The Situation:
1. We have two SuperMicro servers running ESXi 5.1, and do cross-backups each night between the servers using vkmfstools. Each server has Windows 2003 Server VM running Windows Services for UNIX Version 3.5, each with a system virtual hard drive, and a data virtual hard drive, which is an NTFS compressed volume that is shared NFS. All VMs are thin. This has combination has worked fine since 2008. Using this method I can store backups in 1/5th of their THIN size.
2. Recently, I did a hardware refresh making both servers the same model as the most powerful server we had before, except I added a second 6-core processor, doubled the memory to 12 GB, changed to a RAID-10 with 2 TB of drive space, and moved from ESXi 4.0 to 5.1. I expanded the NFS volumes / vmdk on both servers to 500 GB to allow for more backups.
The Problem:
1. When Server2 backs up fine to the NFS volume on Server1, the clones go fine. However, when Server1 backs up to Server2, the largest VM (55GB thin and 80GB declared, fails at ~90% point on each attempt, even if I clear space, which it shouldn't need as the drive only has about 51GB of data on a 500 GB NFS volume, and the ESXi VMware Client shows the same amount of free space no matter which server I check it from.
Destination disk format: VMFS thin-provisioned
Cloning disk '/vmfs/volumes/datastore1/my_vm/my_vm.vmdk'...
Clone: 90% done.Failed to clone disk: There is not enough space on the file system for the selected operation (13).
All of the other VMs after it backup fine. It only fails on the larger VM, but I can back it up fine to a local directory.
Observations:
- I made a new secondary vhd at 500 GB. It worked for a while, but when I went to add more I ran into the same problem.
- I made a new secondary vhd at 1024 GB and the same thing happened.

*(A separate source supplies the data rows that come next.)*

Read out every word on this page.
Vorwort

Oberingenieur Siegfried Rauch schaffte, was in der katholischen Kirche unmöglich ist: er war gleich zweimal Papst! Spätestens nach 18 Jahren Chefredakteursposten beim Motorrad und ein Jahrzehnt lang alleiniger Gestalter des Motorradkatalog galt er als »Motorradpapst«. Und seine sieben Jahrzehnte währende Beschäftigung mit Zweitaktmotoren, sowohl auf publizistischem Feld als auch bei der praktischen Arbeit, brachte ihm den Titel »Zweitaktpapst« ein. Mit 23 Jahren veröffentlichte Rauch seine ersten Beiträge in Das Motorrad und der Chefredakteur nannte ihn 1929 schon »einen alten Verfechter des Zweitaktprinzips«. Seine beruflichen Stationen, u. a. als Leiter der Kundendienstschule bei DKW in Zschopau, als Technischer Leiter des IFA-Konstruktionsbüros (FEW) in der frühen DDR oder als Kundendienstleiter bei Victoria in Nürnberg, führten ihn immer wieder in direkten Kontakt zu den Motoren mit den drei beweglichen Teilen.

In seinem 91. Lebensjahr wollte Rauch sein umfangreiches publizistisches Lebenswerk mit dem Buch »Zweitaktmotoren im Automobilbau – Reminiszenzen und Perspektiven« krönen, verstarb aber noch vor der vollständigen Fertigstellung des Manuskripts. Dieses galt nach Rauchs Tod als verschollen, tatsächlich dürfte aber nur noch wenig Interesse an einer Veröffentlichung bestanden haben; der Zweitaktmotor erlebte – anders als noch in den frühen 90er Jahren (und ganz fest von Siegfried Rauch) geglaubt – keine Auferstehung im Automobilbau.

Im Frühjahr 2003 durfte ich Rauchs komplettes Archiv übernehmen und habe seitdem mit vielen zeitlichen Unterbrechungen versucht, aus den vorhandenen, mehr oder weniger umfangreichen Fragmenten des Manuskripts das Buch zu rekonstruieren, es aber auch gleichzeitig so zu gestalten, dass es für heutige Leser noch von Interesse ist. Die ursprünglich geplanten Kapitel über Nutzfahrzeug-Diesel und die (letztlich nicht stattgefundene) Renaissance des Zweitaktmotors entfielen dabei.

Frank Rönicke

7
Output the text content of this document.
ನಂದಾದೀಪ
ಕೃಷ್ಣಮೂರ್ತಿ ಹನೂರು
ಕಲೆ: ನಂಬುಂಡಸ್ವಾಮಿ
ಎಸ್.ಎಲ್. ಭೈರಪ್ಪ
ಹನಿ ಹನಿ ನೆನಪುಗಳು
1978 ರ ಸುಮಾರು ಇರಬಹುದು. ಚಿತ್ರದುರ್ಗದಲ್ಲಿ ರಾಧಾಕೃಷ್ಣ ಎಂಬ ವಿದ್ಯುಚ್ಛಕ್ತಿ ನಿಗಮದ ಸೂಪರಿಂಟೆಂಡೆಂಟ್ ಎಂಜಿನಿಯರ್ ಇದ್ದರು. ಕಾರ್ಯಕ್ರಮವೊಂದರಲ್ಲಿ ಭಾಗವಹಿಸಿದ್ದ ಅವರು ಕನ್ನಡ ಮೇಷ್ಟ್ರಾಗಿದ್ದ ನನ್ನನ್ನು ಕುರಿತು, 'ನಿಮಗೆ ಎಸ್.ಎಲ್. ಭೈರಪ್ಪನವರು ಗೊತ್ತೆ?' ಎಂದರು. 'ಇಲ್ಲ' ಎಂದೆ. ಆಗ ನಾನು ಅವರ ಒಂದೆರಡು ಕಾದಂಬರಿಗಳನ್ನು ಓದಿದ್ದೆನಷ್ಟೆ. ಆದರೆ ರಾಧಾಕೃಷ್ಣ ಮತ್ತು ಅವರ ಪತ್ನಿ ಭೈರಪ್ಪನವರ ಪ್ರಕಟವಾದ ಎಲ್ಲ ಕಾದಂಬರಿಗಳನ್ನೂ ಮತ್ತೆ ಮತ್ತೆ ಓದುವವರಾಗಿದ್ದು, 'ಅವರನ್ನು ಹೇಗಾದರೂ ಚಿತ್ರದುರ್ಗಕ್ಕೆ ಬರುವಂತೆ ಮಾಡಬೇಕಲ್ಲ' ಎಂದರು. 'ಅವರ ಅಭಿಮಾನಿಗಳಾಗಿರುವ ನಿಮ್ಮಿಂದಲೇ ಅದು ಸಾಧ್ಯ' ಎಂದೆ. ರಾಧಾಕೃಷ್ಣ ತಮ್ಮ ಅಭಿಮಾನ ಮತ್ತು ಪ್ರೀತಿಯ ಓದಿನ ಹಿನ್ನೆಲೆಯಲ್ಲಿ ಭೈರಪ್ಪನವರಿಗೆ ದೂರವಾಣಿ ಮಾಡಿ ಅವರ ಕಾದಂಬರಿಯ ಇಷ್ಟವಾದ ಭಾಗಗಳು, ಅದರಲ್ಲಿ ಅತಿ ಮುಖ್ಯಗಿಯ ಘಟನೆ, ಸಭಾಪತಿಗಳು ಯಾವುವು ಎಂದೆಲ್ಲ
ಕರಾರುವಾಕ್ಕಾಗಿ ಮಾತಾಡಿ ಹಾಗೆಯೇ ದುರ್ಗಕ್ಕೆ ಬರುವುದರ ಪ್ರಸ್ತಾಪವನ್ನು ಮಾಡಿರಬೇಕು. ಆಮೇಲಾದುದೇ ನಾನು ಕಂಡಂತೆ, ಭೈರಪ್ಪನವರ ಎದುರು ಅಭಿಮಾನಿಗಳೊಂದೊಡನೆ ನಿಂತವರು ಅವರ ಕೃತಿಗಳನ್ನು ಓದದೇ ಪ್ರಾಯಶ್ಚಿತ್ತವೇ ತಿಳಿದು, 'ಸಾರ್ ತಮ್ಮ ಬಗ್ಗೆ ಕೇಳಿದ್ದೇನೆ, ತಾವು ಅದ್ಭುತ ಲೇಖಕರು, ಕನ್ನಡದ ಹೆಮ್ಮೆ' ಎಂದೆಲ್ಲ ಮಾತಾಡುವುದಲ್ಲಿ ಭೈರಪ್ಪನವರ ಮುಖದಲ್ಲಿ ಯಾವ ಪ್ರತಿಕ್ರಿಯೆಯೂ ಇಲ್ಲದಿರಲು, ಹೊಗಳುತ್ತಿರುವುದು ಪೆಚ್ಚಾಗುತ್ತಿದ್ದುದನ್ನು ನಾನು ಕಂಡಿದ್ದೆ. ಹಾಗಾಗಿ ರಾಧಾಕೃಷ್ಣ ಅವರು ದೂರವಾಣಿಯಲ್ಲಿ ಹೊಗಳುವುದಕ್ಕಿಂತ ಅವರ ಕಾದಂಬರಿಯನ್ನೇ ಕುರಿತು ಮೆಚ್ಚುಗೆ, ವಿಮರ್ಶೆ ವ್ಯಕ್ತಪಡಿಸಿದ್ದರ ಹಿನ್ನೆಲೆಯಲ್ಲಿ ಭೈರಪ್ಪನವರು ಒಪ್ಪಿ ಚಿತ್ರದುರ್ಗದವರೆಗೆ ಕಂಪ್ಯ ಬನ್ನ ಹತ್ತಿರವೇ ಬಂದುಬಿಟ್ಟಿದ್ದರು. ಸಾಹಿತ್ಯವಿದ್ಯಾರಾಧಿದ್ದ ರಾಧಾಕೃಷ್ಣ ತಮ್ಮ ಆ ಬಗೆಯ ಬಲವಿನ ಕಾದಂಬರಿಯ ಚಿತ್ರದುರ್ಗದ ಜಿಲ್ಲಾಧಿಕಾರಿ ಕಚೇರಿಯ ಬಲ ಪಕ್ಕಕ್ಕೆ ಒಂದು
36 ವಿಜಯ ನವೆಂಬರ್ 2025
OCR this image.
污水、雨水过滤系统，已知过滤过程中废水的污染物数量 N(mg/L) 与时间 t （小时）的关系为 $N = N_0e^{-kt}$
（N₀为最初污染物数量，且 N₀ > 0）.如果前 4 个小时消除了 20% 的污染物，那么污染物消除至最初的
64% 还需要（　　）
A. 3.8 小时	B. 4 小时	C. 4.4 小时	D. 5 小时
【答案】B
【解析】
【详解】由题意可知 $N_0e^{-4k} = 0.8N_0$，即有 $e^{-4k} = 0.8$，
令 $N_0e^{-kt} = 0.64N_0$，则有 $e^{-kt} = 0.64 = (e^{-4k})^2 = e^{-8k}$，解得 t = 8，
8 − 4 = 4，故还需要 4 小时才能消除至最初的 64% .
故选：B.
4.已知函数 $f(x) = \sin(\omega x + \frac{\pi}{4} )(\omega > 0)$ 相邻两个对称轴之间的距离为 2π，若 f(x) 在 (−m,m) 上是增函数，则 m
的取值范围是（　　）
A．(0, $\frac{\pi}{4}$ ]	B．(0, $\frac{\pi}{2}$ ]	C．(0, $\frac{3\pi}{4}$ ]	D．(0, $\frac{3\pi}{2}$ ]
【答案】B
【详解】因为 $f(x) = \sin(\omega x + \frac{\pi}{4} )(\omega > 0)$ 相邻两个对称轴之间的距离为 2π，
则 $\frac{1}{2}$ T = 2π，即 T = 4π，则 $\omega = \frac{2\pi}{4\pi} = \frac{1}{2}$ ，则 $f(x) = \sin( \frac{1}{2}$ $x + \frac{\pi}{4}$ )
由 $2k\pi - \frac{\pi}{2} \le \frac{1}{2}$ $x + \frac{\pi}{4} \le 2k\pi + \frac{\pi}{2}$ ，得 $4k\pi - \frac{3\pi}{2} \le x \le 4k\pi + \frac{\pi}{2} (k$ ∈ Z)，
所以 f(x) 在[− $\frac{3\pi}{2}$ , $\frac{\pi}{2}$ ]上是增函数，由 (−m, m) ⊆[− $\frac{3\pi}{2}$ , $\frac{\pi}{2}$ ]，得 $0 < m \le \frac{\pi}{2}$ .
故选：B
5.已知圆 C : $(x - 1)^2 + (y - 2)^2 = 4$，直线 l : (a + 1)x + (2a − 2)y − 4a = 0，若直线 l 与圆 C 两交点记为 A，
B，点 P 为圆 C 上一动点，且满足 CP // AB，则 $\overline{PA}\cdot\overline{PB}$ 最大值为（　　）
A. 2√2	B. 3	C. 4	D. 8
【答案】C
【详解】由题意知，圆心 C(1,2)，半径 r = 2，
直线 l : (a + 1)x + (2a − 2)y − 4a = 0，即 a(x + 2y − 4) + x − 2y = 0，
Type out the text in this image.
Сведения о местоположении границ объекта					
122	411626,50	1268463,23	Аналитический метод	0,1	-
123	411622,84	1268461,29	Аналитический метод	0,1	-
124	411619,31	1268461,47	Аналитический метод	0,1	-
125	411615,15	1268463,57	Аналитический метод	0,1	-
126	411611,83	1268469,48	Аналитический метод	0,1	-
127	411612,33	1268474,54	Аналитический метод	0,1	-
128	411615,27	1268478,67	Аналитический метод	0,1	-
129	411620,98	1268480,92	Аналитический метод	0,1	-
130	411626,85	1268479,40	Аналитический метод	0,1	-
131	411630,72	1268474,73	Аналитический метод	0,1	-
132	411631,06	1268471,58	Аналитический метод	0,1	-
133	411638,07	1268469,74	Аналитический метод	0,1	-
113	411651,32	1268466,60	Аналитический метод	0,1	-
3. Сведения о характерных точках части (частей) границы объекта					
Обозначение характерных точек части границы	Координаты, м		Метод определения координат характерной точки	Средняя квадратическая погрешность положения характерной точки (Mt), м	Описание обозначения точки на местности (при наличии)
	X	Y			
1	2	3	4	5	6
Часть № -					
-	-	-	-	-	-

- I ran chkdsk /r on it and it showed bad clusters. Then I did it on the macnine that works fine, and it shows the same thing. I can run chkdsk /r 50 times on each machine and it makes no difference. The only place it shows bad clusters is with the thin .vmdk backup files.
- After running chkdsk /r, I can backup again, even though the size used on disk doesn't change. However, one of the features of chkdsk /r is to re-calculate free space.
Thoughts:
- It's odd that one machine has the problem and not the other, and why I haven't had the problem for the past 4 1/2 years. The only notable difference is one of them has a 55 GB thin .vmdk, which is somewhat larger than the others. Other than that, the two Windows machines are the same, in fact when set up, one was a copy of the other. Even the hardware on the machine that has the problem is unchanged other than larger drives, more memory, and a second processor. The big change was from ESXi 4.0 to 5.1.
- It seems when I copy thin .vmdks to the Windows 2003 NFS volume, it confuses it Windows. I can see where it might since it provisions a larger size than what it actually uses. However, I didn't have this problem before. When I run chkdsk /r, the last thing it does is recompute free space. That is probably why I can backup again.
Question: Does anyone know if there is a definitive answer somewhere that explains the cause of this phenomenon and if there is a work-around?